Искатель, 1996 №6 - Виктор Алексеевич Пронин
Шрифт:
Интервал:
Закладка:
— Прежний хозяин нужду справлял, — без улыбки сказал Пафнутьев. — Будешь свидетелем?
— Не буду, — твердо сказал Халандовский. — Свидетели живут еще меньше, чем твои старики и старухи.
— С кем ты подписывал договор о покупке квартиры?
— Его фамилия Шанцев. Он глава «Фокуса». Но Шанцев — это шестерка. Истинный главарь — Бевзлин. Я тебе это уже говорил.
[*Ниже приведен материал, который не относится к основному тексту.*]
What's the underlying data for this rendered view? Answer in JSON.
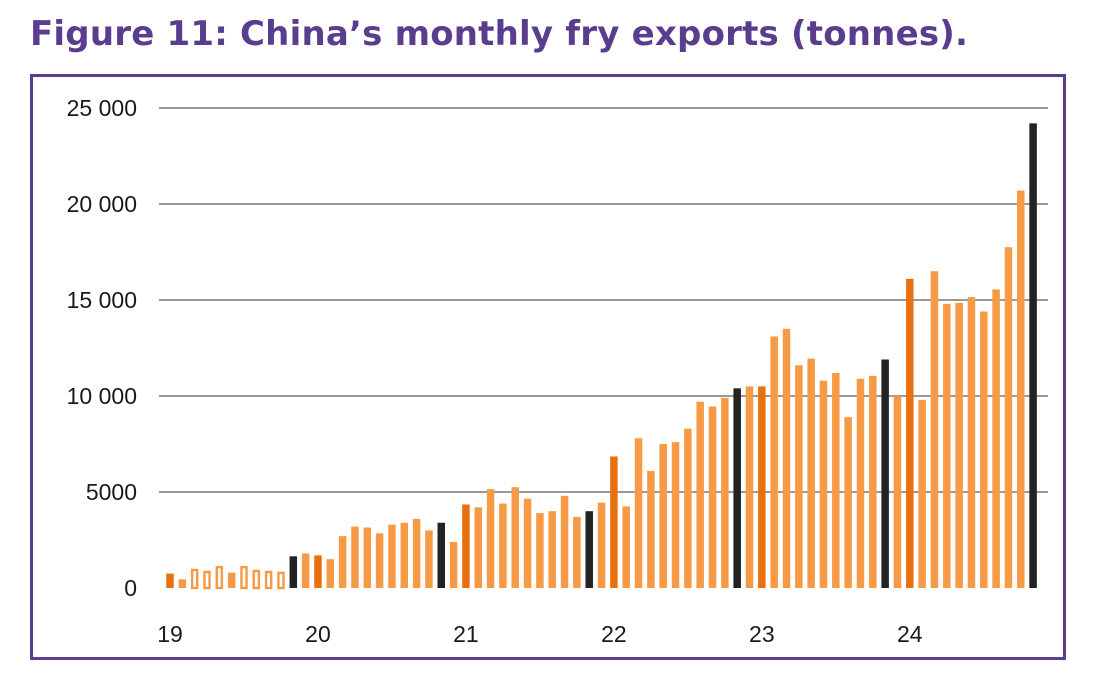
{
  "title": "Figure 11: China’s monthly fry exports (tonnes).",
  "colors": {
    "bar": "#f79a45",
    "bar_highlight": "#e8700f",
    "bar_year_end": "#222222",
    "grid": "#9a9a9a",
    "frame": "#5a3d8f",
    "title": "#5a3d8f"
  },
  "chart_data": {
    "type": "bar",
    "title": "Figure 11: China’s monthly fry exports (tonnes).",
    "xlabel": "",
    "ylabel": "",
    "ylim": [
      0,
      25000
    ],
    "y_ticks": [
      0,
      5000,
      10000,
      15000,
      20000,
      25000
    ],
    "y_tick_labels": [
      "0",
      "5000",
      "10 000",
      "15 000",
      "20 000",
      "25 000"
    ],
    "x_tick_labels": [
      "19",
      "20",
      "21",
      "22",
      "23",
      "24"
    ],
    "x_tick_start_index": [
      0,
      12,
      24,
      36,
      48,
      60
    ],
    "grid": true,
    "legend": "none",
    "values": [
      750,
      450,
      1000,
      900,
      1150,
      800,
      1150,
      950,
      900,
      850,
      1650,
      1800,
      1700,
      1500,
      2700,
      3200,
      3150,
      2850,
      3300,
      3400,
      3600,
      3000,
      3400,
      2400,
      4350,
      4200,
      5150,
      4400,
      5250,
      4650,
      3900,
      4000,
      4800,
      3700,
      4000,
      4450,
      6850,
      4250,
      7800,
      6100,
      7500,
      7600,
      8300,
      9700,
      9450,
      9900,
      10400,
      10500,
      10500,
      13100,
      13500,
      11600,
      11950,
      10800,
      11200,
      8900,
      10900,
      11050,
      11900,
      10000,
      16100,
      9800,
      16500,
      14800,
      14850,
      15150,
      14400,
      15550,
      17750,
      20700,
      24200
    ],
    "bar_style": [
      "highlight",
      "normal",
      "outline",
      "outline",
      "outline",
      "normal",
      "outline",
      "outline",
      "outline",
      "outline",
      "year_end",
      "normal",
      "highlight",
      "normal",
      "normal",
      "normal",
      "normal",
      "normal",
      "normal",
      "normal",
      "normal",
      "normal",
      "year_end",
      "normal",
      "highlight",
      "normal",
      "normal",
      "normal",
      "normal",
      "normal",
      "normal",
      "normal",
      "normal",
      "normal",
      "year_end",
      "normal",
      "highlight",
      "normal",
      "normal",
      "normal",
      "normal",
      "normal",
      "normal",
      "normal",
      "normal",
      "normal",
      "year_end",
      "normal",
      "highlight",
      "normal",
      "normal",
      "normal",
      "normal",
      "normal",
      "normal",
      "normal",
      "normal",
      "normal",
      "year_end",
      "normal",
      "highlight",
      "normal",
      "normal",
      "normal",
      "normal",
      "normal",
      "normal",
      "normal",
      "normal",
      "normal",
      "year_end"
    ]
  }
}
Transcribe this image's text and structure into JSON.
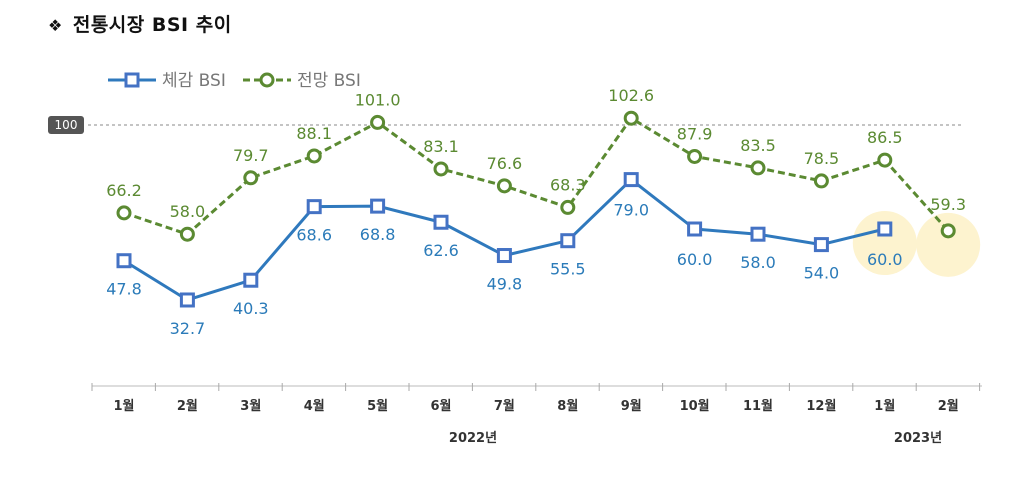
{
  "title": "전통시장  BSI  추이",
  "title_bullet": "❖",
  "chart_data": {
    "type": "line",
    "title": "전통시장 BSI 추이",
    "categories": [
      "1월",
      "2월",
      "3월",
      "4월",
      "5월",
      "6월",
      "7월",
      "8월",
      "9월",
      "10월",
      "11월",
      "12월",
      "1월",
      "2월"
    ],
    "year_labels": [
      {
        "label": "2022년",
        "span": [
          0,
          11
        ]
      },
      {
        "label": "2023년",
        "span": [
          12,
          13
        ]
      }
    ],
    "series": [
      {
        "name": "체감 BSI",
        "color": "#4472c4",
        "line_color": "#2f79bd",
        "style": "solid",
        "marker": "square",
        "values": [
          47.8,
          32.7,
          40.3,
          68.6,
          68.8,
          62.6,
          49.8,
          55.5,
          79.0,
          60.0,
          58.0,
          54.0,
          60.0,
          null
        ],
        "labels": [
          "47.8",
          "32.7",
          "40.3",
          "68.6",
          "68.8",
          "62.6",
          "49.8",
          "55.5",
          "79.0",
          "60.0",
          "58.0",
          "54.0",
          "60.0",
          ""
        ]
      },
      {
        "name": "전망 BSI",
        "color": "#5b8a32",
        "line_color": "#5b8a32",
        "style": "dashed",
        "marker": "circle",
        "values": [
          66.2,
          58.0,
          79.7,
          88.1,
          101.0,
          83.1,
          76.6,
          68.3,
          102.6,
          87.9,
          83.5,
          78.5,
          86.5,
          59.3
        ],
        "labels": [
          "66.2",
          "58.0",
          "79.7",
          "88.1",
          "101.0",
          "83.1",
          "76.6",
          "68.3",
          "102.6",
          "87.9",
          "83.5",
          "78.5",
          "86.5",
          "59.3"
        ]
      }
    ],
    "reference_line": {
      "value": 100,
      "label": "100"
    },
    "ylim": [
      20,
      105
    ],
    "highlights": [
      {
        "series": "체감 BSI",
        "index": 12
      },
      {
        "series": "전망 BSI",
        "index": 13
      }
    ],
    "legend": "top-left",
    "highlight_color": "#fdf3cf"
  }
}
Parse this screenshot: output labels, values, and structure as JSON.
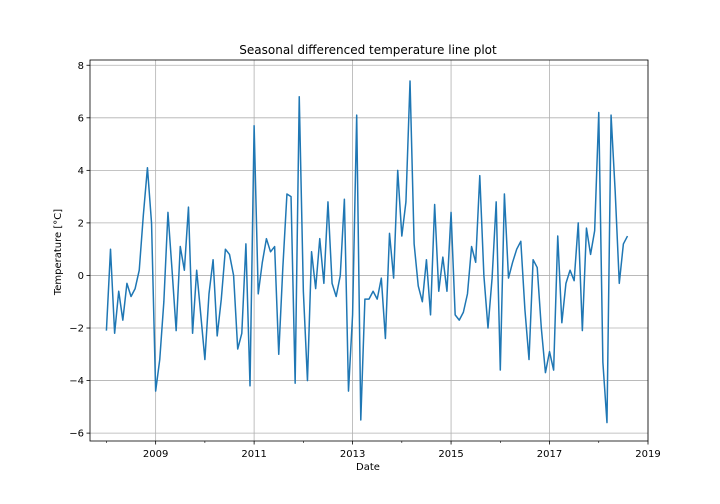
{
  "chart_data": {
    "type": "line",
    "title": "Seasonal differenced temperature line plot",
    "xlabel": "Date",
    "ylabel": "Temperature [°C]",
    "x_start": "2008-01",
    "x_step": "1 month",
    "xlim": [
      "2007-09",
      "2019-01"
    ],
    "ylim": [
      -6.3,
      8.2
    ],
    "x_ticks": [
      "2009",
      "2011",
      "2013",
      "2015",
      "2017",
      "2019"
    ],
    "y_ticks": [
      "8",
      "6",
      "4",
      "2",
      "0",
      "−2",
      "−4",
      "−6"
    ],
    "grid": true,
    "color": "#1f77b4",
    "series": [
      {
        "values": [
          -2.1,
          1.0,
          -2.2,
          -0.6,
          -1.7,
          -0.3,
          -0.8,
          -0.5,
          0.2,
          2.3,
          4.1,
          2.0,
          -4.4,
          -3.2,
          -1.0,
          2.4,
          0.2,
          -2.1,
          1.1,
          0.2,
          2.6,
          -2.2,
          0.2,
          -1.5,
          -3.2,
          -0.7,
          0.6,
          -2.3,
          -0.9,
          1.0,
          0.8,
          0.0,
          -2.8,
          -2.2,
          1.2,
          -4.2,
          5.7,
          -0.7,
          0.5,
          1.4,
          0.9,
          1.1,
          -3.0,
          0.3,
          3.1,
          3.0,
          -4.1,
          6.8,
          -0.6,
          -4.0,
          0.9,
          -0.5,
          1.4,
          -0.3,
          2.8,
          -0.3,
          -0.8,
          0.0,
          2.9,
          -4.4,
          -1.5,
          6.1,
          -5.5,
          -0.9,
          -0.9,
          -0.6,
          -0.9,
          -0.1,
          -2.4,
          1.6,
          -0.1,
          4.0,
          1.5,
          2.8,
          7.4,
          1.2,
          -0.4,
          -1.0,
          0.6,
          -1.5,
          2.7,
          -0.6,
          0.7,
          -0.6,
          2.4,
          -1.5,
          -1.7,
          -1.4,
          -0.7,
          1.1,
          0.5,
          3.8,
          0.0,
          -2.0,
          -0.1,
          2.8,
          -3.6,
          3.1,
          -0.1,
          0.5,
          1.0,
          1.3,
          -1.3,
          -3.2,
          0.6,
          0.3,
          -2.0,
          -3.7,
          -2.9,
          -3.6,
          1.5,
          -1.8,
          -0.3,
          0.2,
          -0.2,
          2.0,
          -2.1,
          1.8,
          0.8,
          1.7,
          6.2,
          -3.3,
          -5.6,
          6.1,
          3.2,
          -0.3,
          1.2,
          1.5
        ]
      }
    ]
  }
}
— Помню. А ты знаешь, что он младенцами торгует?
— Знаю.
— И молчишь?!
— Я очень переживаю, Паша, по этому поводу, — Халандовский прикрыл глаза стаканом. — Все время думаю, как помочь несчастным малюткам… Просто ума не приложу. И так товар выложу на прилавке, и эдак разложу… Ничего не помогает, Паша. Даже кассиршу заменил в зале.
— Понял, Аркаша, — кивнул Пафнутьев. — Виноват. Прости великодушно. Конечно, каждый должен заниматься своим делом. Если я доживу до конца этой недели, то буду жить еще долго и счастливо.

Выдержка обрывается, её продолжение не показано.